Amendments would give the trade legal shield, say experts
And while the ministry continues to ban organised prostitution, it has failed to take into account the emerging trend of women operating individually, reports Bhadra Sinha.Updated: Sep 14, 2007, 01:40 IST
The Women and Child Development Ministry’s proposal to amend the Immoral Trafficking (Prevention) Act, 1956 to curb trafficking in women and children has turned a blind eye towards cases where women willingly indulge in “commercial sex”.
Although the amendments extend protection to women and children trafficked for prostitution, the deletion of Section 8 from the Act will now also protect a woman entertaining a “client” for commercial gains on her volition. This section prohibits seducing or soliciting for the purpose of prostitution and empowers the police to arrest persons who solicit prostitution. With the deletion of this provision, women or children forced into prostitution will be treated as victims and no longer be arrested.
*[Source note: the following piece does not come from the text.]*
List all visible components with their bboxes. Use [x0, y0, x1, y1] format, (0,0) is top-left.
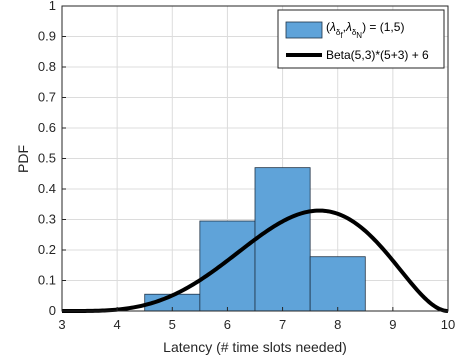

And while the ministry continues to ban organised prostitution, it has failed to take into account the emerging trend of women operating individually. Legal experts and police officials say the amendments will grant legal status to consensual sex for commercial gains.
Former Chief Metropolitan Magistrate of Delhi, Prem Kumar, says: “The proposed amendments are in spirit with the objective not to treat trafficked women as accused. But when Section 8 is removed, how do policy makers take care of women who deliberately get involved in prostitution. It seems policy makers have become more liberal to this part.”
Supreme Court advocate Aparna Bhat admits that cases where a woman is a consenting partner will no longer be covered under the proposed law. However, she says the crackdown on the client, provided under the proposed Section 5 (c), might indirectly prohibit consensual “commercial sex”. It was Bhat’s petition that raised the issue of how trafficked women are exploited and victimized in the organized trade of prostitution.
Senior advoate Siddhartha Luthra sums up by saying the government might not have morally permitted commercial sex but with the new amendments, it seems to have allowed it legally. Ranjana Kumari, who heads a rape crisis intervention centre in Delhi, defends the proposed amendments. According to her, 90 per cent of women in this trade are forced into it and “if in a given situation 10 per cent women are indulging willingly, who can stop them?”